L'Orient-Express, véhicule des fantasmes
Cette étude originale porte sur la construction idéologique de la modernité
sous l'angle ferroviaire, elle montre comment la création et le développement
de l'Orient-Express a bouleversé notre façon de voir le monde à la fin
du XIXe siècle, l'aiguillant vers des représentations qui sont encore en partie les
nôtres aujourd'hui.
En franchissant les frontières, le train a rapproché l'Orient des Français.
L'Orient-Express, singulière entreprise moderne trans-européenne, permit les
premiers contacts entre Occident et Orient et encouragea, certes pour une
minorité de nantis, sinon la connaissance du continent et de ses habitants, du
moins sa première perception et la constitution des premiers lieux communs.
En outre, cette entreprise industrielle titanesque exacerba les clivages de
classes, à travers une presse populiste qui ne manqua pas de stigmatiser le luxe,
le lucre et l'oisiveté d'une bourgeoisie corrompue, dont l'Orient-Express aurait
été l'outil des turpitudes.
Et l'intérêt, essentiel, de cet ouvrage, est de montrer comment, autour de ce
train, se forgent alors les représentations de la bonne société sur les femmes.
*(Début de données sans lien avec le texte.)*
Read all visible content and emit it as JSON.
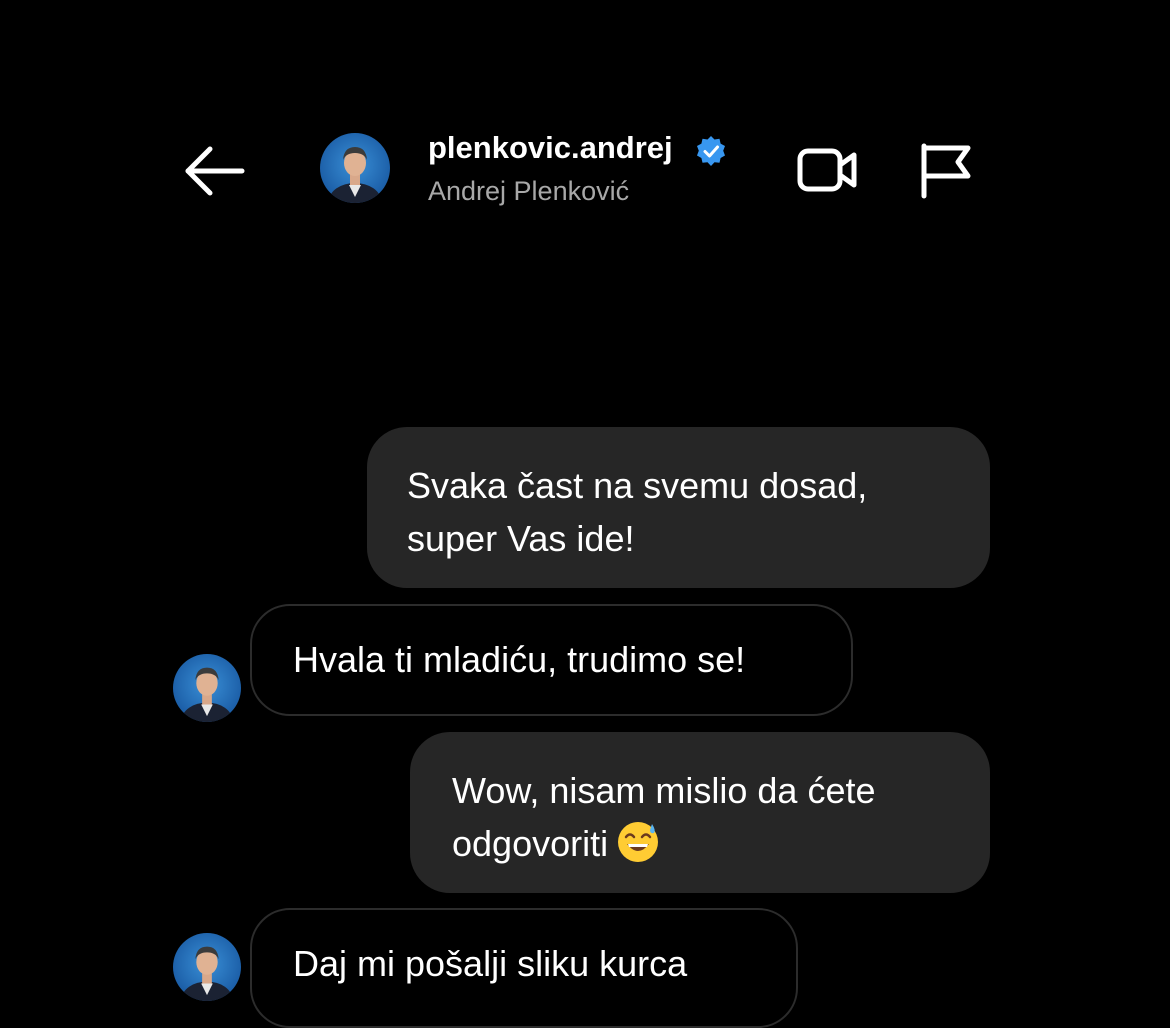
{
  "header": {
    "back_icon": "back-arrow-icon",
    "username": "plenkovic.andrej",
    "verified_icon": "verified-badge-icon",
    "full_name": "Andrej Plenković",
    "video_icon": "video-camera-icon",
    "report_icon": "flag-icon",
    "accent_color": "#3897f0"
  },
  "messages": [
    {
      "direction": "sent",
      "text": "Svaka čast na svemu dosad,\nsuper Vas ide!"
    },
    {
      "direction": "received",
      "text": "Hvala ti mladiću, trudimo se!"
    },
    {
      "direction": "sent",
      "text": "Wow, nisam mislio da ćete\nodgovoriti",
      "emoji": "sweat-smile-emoji"
    },
    {
      "direction": "received",
      "text": "Daj mi pošalji sliku kurca"
    }
  ],
  "colors": {
    "background": "#000000",
    "sent_bubble": "#262626",
    "received_border": "#2c2c2c",
    "secondary_text": "#a8a8a8"
  }
}
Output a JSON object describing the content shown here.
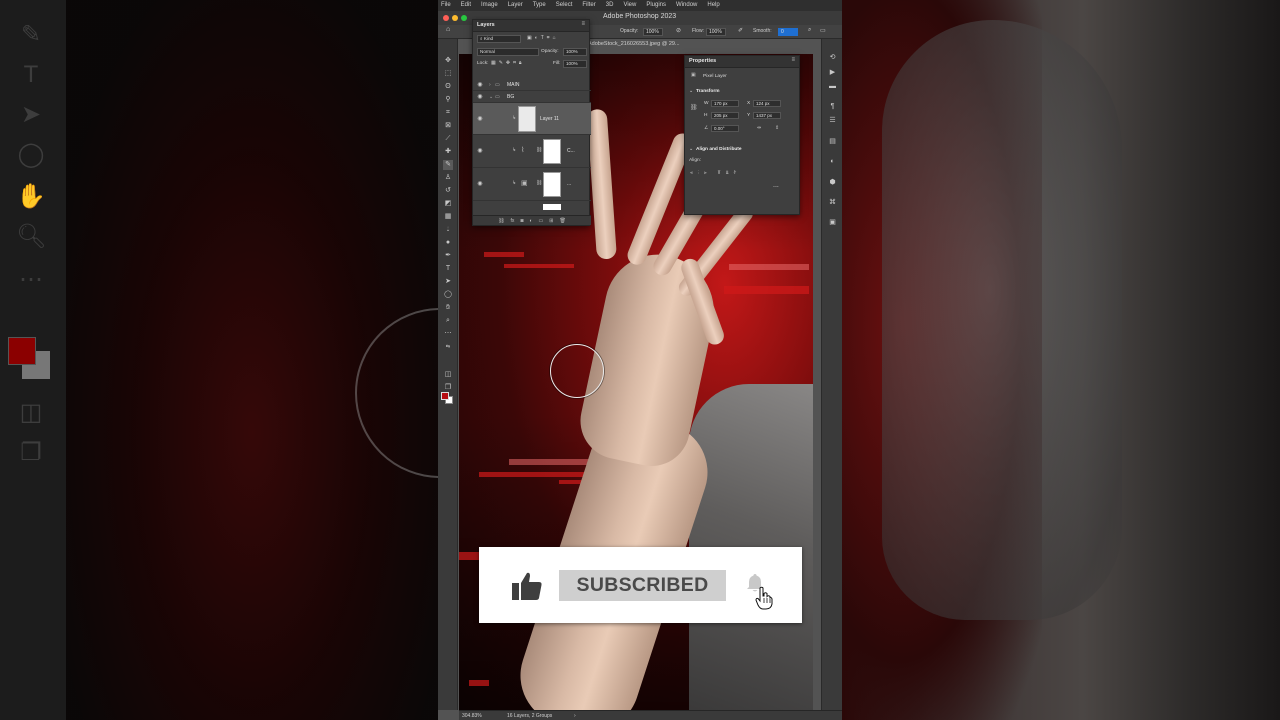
{
  "menu": {
    "items": [
      "File",
      "Edit",
      "Image",
      "Layer",
      "Type",
      "Select",
      "Filter",
      "3D",
      "View",
      "Plugins",
      "Window",
      "Help"
    ]
  },
  "window": {
    "title": "Adobe Photoshop 2023"
  },
  "options_bar": {
    "opacity_label": "Opacity:",
    "opacity_value": "100%",
    "flow_label": "Flow:",
    "flow_value": "100%",
    "smooth_label": "Smooth:",
    "smooth_value": "0"
  },
  "document_tab": {
    "label": "AdobeStock_216026553.jpeg @ 29..."
  },
  "layers_panel": {
    "tab_label": "Layers",
    "filter_kind": "Kind",
    "blend_mode": "Normal",
    "opacity_label": "Opacity:",
    "opacity_value": "100%",
    "lock_label": "Lock:",
    "fill_label": "Fill:",
    "fill_value": "100%",
    "groups": [
      {
        "name": "MAIN"
      },
      {
        "name": "BG"
      }
    ],
    "layers": [
      {
        "name": "Layer 11",
        "selected": true
      },
      {
        "name": "C...",
        "selected": false
      },
      {
        "name": "...",
        "selected": false
      }
    ]
  },
  "properties_panel": {
    "tab_label": "Properties",
    "layer_type": "Pixel Layer",
    "transform_label": "Transform",
    "w_label": "W",
    "w_value": "170 px",
    "x_label": "X",
    "x_value": "124 px",
    "h_label": "H",
    "h_value": "205 px",
    "y_label": "Y",
    "y_value": "1437 px",
    "angle_value": "0.00°",
    "align_section": "Align and Distribute",
    "align_label": "Align:",
    "more_label": "..."
  },
  "status_bar": {
    "zoom": "304.83%",
    "info": "16 Layers, 2 Groups"
  },
  "subscribe_overlay": {
    "button_label": "SUBSCRIBED",
    "icons": [
      "thumbs-up-icon",
      "bell-icon",
      "hand-pointer-icon"
    ]
  },
  "colors": {
    "foreground_swatch": "#b50d12",
    "background_swatch": "#ffffff",
    "accent_blue": "#1f6fd1"
  }
}
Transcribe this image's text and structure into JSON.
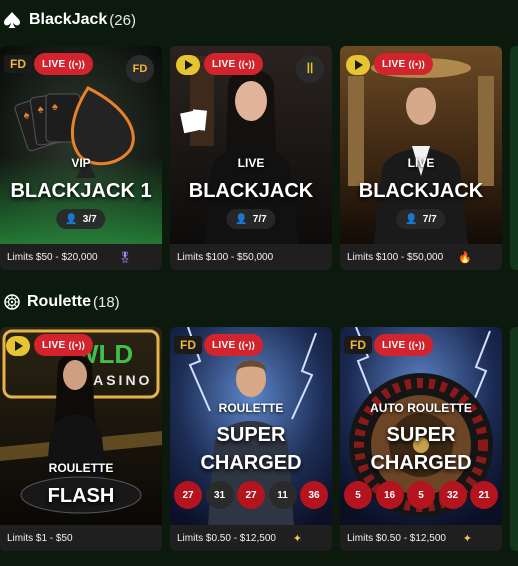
{
  "sections": {
    "blackjack": {
      "title": "BlackJack",
      "count": "(26)",
      "icon": "spade-icon",
      "cards": [
        {
          "provider": "FD",
          "live": "LIVE",
          "sub": "VIP",
          "name": "BLACKJACK 1",
          "players": "3/7",
          "limits": "Limits $50 - $20,000",
          "badge_icon": "vip-medal-icon"
        },
        {
          "provider": "play",
          "live": "LIVE",
          "sub": "LIVE",
          "name": "BLACKJACK",
          "players": "7/7",
          "limits": "Limits $100 - $50,000"
        },
        {
          "provider": "play",
          "live": "LIVE",
          "sub": "LIVE",
          "name": "BLACKJACK",
          "players": "7/7",
          "limits": "Limits $100 - $50,000",
          "badge_icon": "fire-icon"
        }
      ]
    },
    "roulette": {
      "title": "Roulette",
      "count": "(18)",
      "icon": "roulette-wheel-icon",
      "cards": [
        {
          "provider": "play",
          "live": "LIVE",
          "sub": "ROULETTE",
          "name": "FLASH",
          "limits": "Limits $1 - $50"
        },
        {
          "provider": "FD",
          "live": "LIVE",
          "sub": "ROULETTE",
          "name1": "SUPER",
          "name2": "CHARGED",
          "numbers": [
            "27",
            "31",
            "27",
            "11",
            "36"
          ],
          "limits": "Limits $0.50 - $12,500",
          "badge_icon": "sparkle-icon"
        },
        {
          "provider": "FD",
          "live": "LIVE",
          "sub": "AUTO ROULETTE",
          "name1": "SUPER",
          "name2": "CHARGED",
          "numbers": [
            "5",
            "16",
            "5",
            "32",
            "21"
          ],
          "limits": "Limits $0.50 - $12,500",
          "badge_icon": "sparkle-icon"
        }
      ]
    }
  },
  "colors": {
    "live_red": "#d3232c",
    "bg": "#0b1a0d",
    "limits_bar": "#1e1f1e",
    "number_red": "#b3141d",
    "number_black": "#2a2a2a"
  }
}
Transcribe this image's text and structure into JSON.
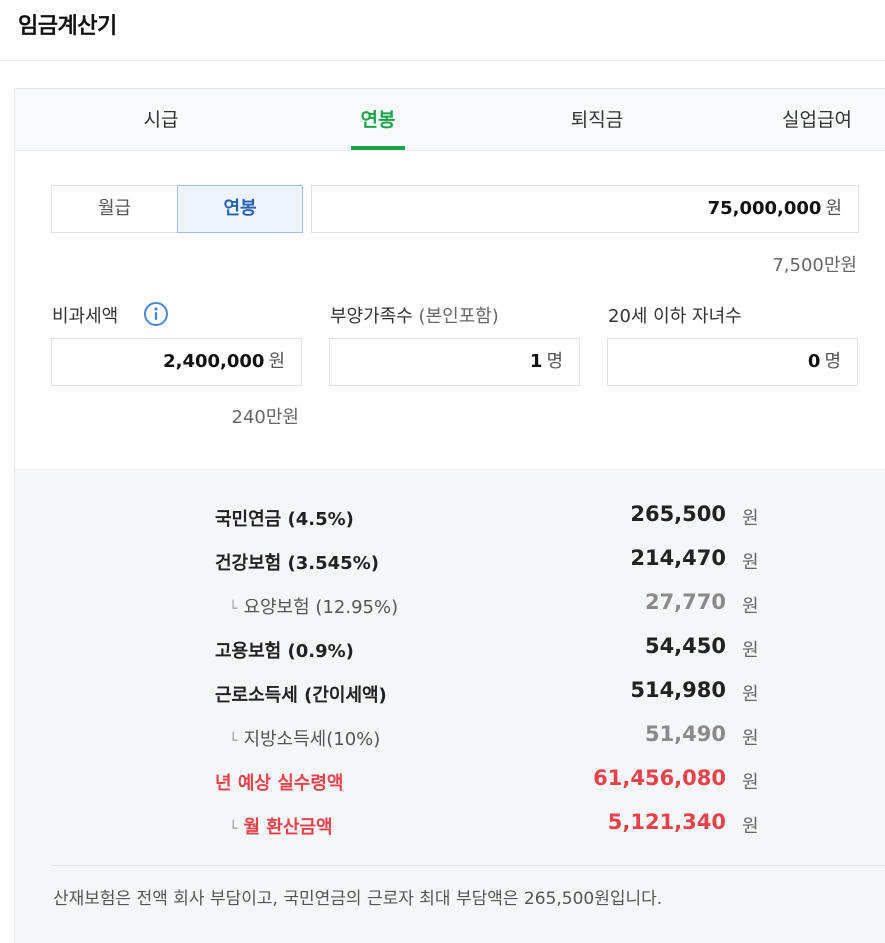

À l'époque, en effet, s'amorce en Occident un mouvement d'émancipation, certes
encore timide en France, qui permet à certaines femmes de se libérer du carcan du
mariage, du père et de l'Église ; l'Orient-Express est perçu comme un instrument
de cette libération, et celles qui voyagent seules comme des dévergondées.
En contrepoint de l'image d'une Lilith occidentale, réellement mais encore
partiellement débarrassée des hommes, se forge un autre fantasme, celui d'une
femme orientale soumise, voilée, prête à réaliser tous les désirs masculins.